Almost There [Free] is a very interesting platformer in the sense that it is designed to be played with one hand. I was playing the game on a regular 9.7”-sized iPad and it was a bit awkward at times, but if you play it on an iPhone you may have an easier time with the controls as they are designed to be played in the portrait orientation. The game supports both standard or right-handed players and left-handed people via a mode you can switch on in settings. To reach the end of the course, you have to hit this ball of light (sphere or orb).
You play the role of a cube as you swipe your way across 55 levels. The game’s art direction, and overall aesthetics, are very tranquil and surreal. It has a neon light vibe to it with geometric shapes moving around in the background. The graphics are pleasant, but repetitive.
Almost There is free to play and at first I thought that it offers very unobtrusive IAPs. These IAP’s, which you can purchase inside the ‘shop’ will allow you to unlock additional level ahead of time. The game’s progression is measured by stars, which you can purchase in various bulks.
You can also earn stars by progressing throughout the levels yourself and the faster you progress, the more stars you earn. As long as you pass to the exit you get a star and depending on your speed, you can earn up to two additional stars. To access the next level you will have to pay a single star. Oh and did I mention you can always watch an ad for a star?
However, as I kept playing I realized that the game also has this weird energy system and not just stars that may halt your progression. After a while you will either have to make an IAP or watch an ad to overcome the energy roadblock and progress deeper into the game. These nags aside, the game is not a micro-transaction hell by any stretch of the imagination.
Because I was playing on the iPad’s larger display, I felt the best way to control the game was via the thumb rather than the forefinger. This may be natural for iPhone users, but many of us iPad gamers use our forefingers in a lot of games. Either way, the game is very playable on the touchscreen.
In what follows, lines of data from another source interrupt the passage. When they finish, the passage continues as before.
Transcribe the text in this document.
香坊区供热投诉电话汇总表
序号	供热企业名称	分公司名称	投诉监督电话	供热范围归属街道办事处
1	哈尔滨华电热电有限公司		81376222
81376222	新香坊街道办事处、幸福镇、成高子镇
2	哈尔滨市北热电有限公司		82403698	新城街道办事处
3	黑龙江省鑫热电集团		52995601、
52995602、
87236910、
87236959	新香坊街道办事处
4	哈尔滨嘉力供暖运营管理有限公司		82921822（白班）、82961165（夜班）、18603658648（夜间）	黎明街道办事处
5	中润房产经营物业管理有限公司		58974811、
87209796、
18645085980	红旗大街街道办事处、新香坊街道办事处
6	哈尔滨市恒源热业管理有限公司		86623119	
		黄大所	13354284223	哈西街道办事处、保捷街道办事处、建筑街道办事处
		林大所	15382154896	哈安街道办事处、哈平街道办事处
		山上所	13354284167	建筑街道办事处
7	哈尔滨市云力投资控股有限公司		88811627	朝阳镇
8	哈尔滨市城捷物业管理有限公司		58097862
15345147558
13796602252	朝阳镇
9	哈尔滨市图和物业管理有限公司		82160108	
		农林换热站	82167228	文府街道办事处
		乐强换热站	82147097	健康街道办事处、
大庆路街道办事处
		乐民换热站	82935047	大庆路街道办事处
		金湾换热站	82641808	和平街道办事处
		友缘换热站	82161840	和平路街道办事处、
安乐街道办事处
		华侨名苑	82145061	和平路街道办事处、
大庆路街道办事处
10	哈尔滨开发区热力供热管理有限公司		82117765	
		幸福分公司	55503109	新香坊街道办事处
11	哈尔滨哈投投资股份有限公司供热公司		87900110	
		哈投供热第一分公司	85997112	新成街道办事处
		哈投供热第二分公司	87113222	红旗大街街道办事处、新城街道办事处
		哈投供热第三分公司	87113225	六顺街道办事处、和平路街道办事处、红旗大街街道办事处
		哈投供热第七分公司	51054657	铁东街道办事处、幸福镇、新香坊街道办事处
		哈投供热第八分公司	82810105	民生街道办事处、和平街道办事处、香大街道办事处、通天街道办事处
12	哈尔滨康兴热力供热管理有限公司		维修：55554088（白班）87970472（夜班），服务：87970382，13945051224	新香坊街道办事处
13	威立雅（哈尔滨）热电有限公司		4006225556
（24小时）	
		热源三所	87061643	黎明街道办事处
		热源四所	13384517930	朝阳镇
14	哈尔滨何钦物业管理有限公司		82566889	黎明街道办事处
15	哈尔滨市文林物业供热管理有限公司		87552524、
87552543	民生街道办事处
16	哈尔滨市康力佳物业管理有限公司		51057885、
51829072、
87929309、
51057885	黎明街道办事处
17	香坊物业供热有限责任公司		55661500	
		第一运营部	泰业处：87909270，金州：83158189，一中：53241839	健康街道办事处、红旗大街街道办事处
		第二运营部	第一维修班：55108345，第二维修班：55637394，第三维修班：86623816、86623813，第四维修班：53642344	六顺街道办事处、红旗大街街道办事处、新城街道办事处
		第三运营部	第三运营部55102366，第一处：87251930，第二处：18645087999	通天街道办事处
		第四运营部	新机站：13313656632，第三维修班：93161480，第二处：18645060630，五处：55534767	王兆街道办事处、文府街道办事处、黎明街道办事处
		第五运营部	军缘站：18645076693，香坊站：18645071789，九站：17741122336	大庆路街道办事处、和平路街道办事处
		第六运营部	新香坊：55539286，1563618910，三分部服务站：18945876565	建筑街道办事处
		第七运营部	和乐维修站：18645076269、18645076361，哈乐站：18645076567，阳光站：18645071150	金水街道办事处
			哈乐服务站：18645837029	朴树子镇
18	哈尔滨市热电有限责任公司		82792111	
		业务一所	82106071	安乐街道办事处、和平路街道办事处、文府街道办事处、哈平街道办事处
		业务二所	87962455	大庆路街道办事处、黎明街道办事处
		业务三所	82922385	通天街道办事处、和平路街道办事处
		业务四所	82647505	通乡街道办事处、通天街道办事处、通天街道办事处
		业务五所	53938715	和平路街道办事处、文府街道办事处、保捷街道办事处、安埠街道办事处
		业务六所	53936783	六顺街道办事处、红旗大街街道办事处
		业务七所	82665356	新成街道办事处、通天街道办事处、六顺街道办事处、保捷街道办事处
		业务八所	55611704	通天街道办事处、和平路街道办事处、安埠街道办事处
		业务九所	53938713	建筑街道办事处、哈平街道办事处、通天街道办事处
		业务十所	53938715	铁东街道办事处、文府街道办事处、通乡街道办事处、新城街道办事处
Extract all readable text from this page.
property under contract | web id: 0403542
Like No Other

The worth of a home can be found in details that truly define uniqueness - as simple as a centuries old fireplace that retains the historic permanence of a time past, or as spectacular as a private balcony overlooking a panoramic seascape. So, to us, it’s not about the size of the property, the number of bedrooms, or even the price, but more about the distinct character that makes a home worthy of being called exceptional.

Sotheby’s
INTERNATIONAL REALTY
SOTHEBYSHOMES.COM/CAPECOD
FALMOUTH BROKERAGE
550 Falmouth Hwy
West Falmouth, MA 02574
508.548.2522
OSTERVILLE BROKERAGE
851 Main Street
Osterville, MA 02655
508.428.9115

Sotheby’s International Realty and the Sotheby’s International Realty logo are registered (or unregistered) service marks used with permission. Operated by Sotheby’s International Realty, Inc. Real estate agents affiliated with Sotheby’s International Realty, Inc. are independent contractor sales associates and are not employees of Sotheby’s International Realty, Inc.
The one thing that is a bit annoying with the control scheme is that in order to do a long jump you will have to run for a while in one direction until you see a split-second flash, and this can be a bit disorienting. It is easy to jump too quickly and fall because you will have to wait for this flash to know you have reached the appropriate speed burst to jump.
Once you get used to this, it all blends together well as usually it hits by the time you reach the ledge’s edge anyway. You will have to sometimes go backwards, or left, when on a platform to have enough room to speed up for these kind of long jumps. However, if you have been playing platformers over the years, like Mario with its run button, it should be second nature.
The other thing to note about the game’s control scheme is that you can actually cling onto the side walls and, as you slowly fall, wall jump in the opposite direction. This skill takes some practice though as your finger will be shifting back and forth to fling to specific spots through the slider.
Almost There is a pretty challenging platformer. The game is not too dissimilar from titles such as Super Meatboy, but the control scheme really makes it stand out. The challenge in a way has more to do with mastering the strange and different control method, however, rather than the level layout. But the level layout is not bad at what it aims to do: give you a nice challenge mastering obstacle courses with jumps, runs and quick finger actions (letting go of the finger at the right time while flinging above a platform or sideways from a ledge).
The game has a lot of small nuances like this that separate it from most other platformers, besides its one-finger control scheme. It has variations to its gamplay, which is nice, as well as descent level design.
Almost There’s title has a lot of truth to it. This game is really almost there in being a touchscreen-defining platformer. It controls well, is challenging and fun to play. It’s just too bad it is a bit on the short side and offers little customizability — especially with the slider. If you could lower the slider intensity, it would be as playable on iPad as other iOS devices. It still plays well however, once you get used to its quick and how different it is from a standard platformer with four directional buttons or on-screen icons.
If you are looking for an additional platformer to add to your collection or a game you can play with one hand while standing in line, Almost There will fit that role nicely.